Zastanowiłam się nad jego pytaniem i bardzo szybko znalazłam odpowiedź. Oczywiście, że był to strach.
— Sama widzisz. Nawet Maru dała ci jasno do zrozumienia jak powinnaś działać. Miałaś mnie kochanie na wyciągnięcie ręki, a przez strach bałaś się mnie chwycić.
Yaku uśmiechnął się ciepło, wręcz pocieszająco.
— Wystarczyło wierzyć i brać co swoje.

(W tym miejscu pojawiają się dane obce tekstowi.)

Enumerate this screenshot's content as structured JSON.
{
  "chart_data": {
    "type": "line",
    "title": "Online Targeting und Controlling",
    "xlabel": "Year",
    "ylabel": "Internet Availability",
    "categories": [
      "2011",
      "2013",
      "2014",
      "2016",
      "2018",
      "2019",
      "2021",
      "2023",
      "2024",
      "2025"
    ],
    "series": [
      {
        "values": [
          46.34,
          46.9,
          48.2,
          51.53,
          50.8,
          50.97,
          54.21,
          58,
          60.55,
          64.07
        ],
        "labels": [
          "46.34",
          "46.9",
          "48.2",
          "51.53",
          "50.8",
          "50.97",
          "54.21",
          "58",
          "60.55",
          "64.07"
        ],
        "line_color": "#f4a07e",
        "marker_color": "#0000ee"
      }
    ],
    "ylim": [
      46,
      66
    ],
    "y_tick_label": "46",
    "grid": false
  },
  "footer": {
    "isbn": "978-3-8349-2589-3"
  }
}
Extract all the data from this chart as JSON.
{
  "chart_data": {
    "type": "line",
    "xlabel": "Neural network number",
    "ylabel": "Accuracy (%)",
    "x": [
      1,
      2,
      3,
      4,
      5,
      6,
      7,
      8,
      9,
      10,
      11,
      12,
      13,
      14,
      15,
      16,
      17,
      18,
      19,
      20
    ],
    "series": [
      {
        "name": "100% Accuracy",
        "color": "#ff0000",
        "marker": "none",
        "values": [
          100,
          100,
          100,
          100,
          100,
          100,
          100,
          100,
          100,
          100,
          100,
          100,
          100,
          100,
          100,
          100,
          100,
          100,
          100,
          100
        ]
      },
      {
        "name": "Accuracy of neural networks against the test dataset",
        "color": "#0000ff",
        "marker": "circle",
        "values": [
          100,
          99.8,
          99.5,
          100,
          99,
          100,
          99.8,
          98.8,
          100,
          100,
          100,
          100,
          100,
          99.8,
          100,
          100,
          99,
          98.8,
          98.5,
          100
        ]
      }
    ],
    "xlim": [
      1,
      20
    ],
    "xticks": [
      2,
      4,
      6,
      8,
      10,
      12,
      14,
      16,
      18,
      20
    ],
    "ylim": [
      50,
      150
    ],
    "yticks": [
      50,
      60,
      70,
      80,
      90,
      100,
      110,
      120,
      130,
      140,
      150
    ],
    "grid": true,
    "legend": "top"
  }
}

Tak zrobiła Maru i od razu odzyskała Koto.
— Ale ona tylko powiedziała, że go kocha.
— Tylko? — Yaku uniósł brwi. — słonko, jak możesz nazywać to tylko miłością?
— No bo... ja też przyznałam, że cię kocham i nie odzyskałeś wspomnień, wtedy w studiu.
— A zastanów się, czy mówiłaś to z miłości, czy ze strachu.
Milczałam chwilę, nie mogąc znaleźć słów.
— To wychodzi na to, że Maru jest mądrzejsza ode mnie? Nawet w miłości?
— Raczej bym nazwał to odwagą niż mądrością. Ludzie w materialnym świecie nie ufają, gdy nagle dzieje się coś pozytywnego, dobrego. Dla was nagle może się stać tylko tragedia. A to nie prawda. Strach jest paraliżujący, ale pamiętaj, że miłość jest zawsze od niego silniejsza.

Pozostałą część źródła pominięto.